Throughout the world, across time and place, cultures recognize a Tree of Life. The Tree may grow as a specific species, or express as an archetypal form, yet the gifts this Tree bears are not only of physical abundance, but of sacred relationship, generosity, promise, and well-being.
Here in the Salish Sea (Puget Sound) region, the Tree of Life is x̌payʔac, Western Red Cedar. For millennia, the indigenous peoples and this magnificent tree have served sacred life and death in immense and creative ways, including the crafting of longhouses, canoes, clothing, baskets, and medicines, and in ceremony, story, song, and carvings.

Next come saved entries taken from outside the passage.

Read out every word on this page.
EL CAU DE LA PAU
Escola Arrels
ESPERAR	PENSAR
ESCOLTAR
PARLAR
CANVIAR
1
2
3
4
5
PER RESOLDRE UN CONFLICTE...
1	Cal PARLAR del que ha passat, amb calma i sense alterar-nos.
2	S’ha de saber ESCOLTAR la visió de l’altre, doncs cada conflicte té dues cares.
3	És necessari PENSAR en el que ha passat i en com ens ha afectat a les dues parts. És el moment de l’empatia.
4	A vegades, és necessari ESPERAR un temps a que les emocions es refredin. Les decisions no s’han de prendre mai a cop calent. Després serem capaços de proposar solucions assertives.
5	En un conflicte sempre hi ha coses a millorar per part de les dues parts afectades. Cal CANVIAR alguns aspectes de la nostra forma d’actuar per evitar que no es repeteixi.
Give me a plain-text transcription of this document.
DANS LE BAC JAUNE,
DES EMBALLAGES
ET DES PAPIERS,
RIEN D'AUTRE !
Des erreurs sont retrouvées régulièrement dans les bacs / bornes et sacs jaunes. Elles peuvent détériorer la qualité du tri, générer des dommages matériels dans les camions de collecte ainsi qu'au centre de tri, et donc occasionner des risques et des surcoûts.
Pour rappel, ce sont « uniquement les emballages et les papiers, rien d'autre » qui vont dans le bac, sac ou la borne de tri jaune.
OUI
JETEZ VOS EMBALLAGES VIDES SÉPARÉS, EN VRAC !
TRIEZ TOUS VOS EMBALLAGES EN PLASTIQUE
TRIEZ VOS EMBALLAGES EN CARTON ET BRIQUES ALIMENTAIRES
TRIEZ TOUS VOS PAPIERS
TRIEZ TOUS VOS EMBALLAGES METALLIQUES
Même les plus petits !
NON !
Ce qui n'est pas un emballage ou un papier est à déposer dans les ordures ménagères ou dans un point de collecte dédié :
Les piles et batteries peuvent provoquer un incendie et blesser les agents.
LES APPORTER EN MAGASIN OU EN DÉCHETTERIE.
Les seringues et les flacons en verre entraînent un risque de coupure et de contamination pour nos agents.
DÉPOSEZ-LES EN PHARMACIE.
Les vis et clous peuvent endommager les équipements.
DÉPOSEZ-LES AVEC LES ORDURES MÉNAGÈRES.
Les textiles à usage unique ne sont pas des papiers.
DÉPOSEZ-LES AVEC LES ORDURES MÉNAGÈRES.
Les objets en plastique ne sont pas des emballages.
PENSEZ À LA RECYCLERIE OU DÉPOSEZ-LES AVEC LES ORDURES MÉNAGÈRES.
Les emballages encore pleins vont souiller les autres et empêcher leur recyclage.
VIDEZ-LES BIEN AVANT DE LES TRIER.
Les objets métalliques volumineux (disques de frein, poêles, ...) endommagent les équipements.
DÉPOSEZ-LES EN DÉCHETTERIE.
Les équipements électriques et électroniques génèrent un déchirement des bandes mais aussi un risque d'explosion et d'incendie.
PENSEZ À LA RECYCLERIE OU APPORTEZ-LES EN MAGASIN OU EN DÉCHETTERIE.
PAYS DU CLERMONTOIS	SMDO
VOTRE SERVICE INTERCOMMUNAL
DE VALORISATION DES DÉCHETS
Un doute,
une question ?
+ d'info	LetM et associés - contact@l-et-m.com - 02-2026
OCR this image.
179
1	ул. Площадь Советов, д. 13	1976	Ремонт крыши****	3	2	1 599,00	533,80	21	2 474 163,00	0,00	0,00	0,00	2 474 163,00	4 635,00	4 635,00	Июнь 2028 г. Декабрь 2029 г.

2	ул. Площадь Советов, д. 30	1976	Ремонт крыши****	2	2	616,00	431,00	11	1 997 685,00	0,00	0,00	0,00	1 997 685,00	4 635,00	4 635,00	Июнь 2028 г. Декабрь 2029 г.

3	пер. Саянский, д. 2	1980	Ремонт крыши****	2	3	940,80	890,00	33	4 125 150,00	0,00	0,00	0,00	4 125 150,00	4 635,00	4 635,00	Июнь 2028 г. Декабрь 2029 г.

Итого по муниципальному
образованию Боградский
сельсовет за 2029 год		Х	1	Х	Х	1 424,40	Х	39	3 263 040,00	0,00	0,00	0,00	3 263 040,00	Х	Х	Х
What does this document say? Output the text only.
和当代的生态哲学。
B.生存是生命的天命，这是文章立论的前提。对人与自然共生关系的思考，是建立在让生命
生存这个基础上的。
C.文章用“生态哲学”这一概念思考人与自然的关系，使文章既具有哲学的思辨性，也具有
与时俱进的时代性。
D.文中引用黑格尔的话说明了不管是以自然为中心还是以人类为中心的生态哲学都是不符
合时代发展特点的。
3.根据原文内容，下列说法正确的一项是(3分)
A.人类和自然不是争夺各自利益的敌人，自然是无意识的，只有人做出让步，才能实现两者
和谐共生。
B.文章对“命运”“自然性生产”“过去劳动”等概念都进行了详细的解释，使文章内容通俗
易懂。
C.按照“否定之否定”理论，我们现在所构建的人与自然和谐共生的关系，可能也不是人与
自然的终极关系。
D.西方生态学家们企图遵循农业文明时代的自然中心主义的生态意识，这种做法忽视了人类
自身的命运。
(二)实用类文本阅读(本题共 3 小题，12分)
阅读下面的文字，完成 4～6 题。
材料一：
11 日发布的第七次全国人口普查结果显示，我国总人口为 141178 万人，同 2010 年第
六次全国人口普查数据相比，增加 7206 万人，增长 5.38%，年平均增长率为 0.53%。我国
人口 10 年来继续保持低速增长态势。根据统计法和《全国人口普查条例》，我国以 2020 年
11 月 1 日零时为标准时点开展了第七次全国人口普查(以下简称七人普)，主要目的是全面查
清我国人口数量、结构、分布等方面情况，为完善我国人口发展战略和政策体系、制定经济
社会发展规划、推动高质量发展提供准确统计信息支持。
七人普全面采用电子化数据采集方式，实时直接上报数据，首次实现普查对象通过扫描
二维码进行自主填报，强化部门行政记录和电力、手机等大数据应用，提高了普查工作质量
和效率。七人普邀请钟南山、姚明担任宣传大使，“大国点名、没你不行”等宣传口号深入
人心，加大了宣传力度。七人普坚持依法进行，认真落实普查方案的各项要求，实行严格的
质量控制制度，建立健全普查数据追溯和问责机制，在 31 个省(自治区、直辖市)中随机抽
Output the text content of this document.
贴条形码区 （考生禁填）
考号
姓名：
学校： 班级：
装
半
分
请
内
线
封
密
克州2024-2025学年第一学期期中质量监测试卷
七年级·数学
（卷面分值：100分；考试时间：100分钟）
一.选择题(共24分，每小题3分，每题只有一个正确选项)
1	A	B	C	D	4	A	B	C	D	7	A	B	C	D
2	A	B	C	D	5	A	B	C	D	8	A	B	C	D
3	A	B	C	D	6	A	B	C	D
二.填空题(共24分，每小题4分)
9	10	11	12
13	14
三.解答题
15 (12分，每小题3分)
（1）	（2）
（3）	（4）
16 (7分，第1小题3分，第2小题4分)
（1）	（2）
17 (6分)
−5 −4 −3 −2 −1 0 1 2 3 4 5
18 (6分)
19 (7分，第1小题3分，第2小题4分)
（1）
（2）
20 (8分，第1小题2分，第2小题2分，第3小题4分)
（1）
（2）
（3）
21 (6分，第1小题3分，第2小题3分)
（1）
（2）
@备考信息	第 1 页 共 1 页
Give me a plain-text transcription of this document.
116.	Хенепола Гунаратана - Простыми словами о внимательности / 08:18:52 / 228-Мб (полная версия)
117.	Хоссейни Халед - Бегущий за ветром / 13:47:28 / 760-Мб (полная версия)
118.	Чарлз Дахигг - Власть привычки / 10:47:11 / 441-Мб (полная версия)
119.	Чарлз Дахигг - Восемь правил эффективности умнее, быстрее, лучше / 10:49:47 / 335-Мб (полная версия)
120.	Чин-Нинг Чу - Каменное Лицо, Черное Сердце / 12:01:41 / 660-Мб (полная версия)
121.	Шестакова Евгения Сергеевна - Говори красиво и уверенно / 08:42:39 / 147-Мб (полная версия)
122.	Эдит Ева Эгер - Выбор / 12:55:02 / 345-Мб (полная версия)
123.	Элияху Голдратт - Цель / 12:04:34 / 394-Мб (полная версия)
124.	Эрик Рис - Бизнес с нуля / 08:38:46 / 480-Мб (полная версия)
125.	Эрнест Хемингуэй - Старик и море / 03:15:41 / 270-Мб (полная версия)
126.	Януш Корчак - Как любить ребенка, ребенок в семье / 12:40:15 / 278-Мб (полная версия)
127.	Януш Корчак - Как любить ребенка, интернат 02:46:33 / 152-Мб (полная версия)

In a dance with the earth, x̌payʔac nourishes and shelters myriad beings, large and tiny, and supports the elements, including the very air we breathe, and the health of the waters and soil.
We honor and recognize the sx̌ʷəbabš, the indigenous people of this Island, and their richly woven relationship with x̌payʔac. Forcibly relocated, the sx̌ʷəbabš are now part of the Puyallup, Nisqually, Squaxin Island, and Muckleshoot tribes. And so, this season, may we rest into the imaginative beauty and generosity that the Tree of Life offers to our many streams of heritage, and also to our Island with x̌payʔac, Red Cedar. May we humbly act as trees ourselves, offering our gifts in service to life, one another, and to the sx̌ʷəbabš, the other Salish Sea native peoples, and to x̌payʔac. May this Island again know widely and deeply such devotion, human and tree.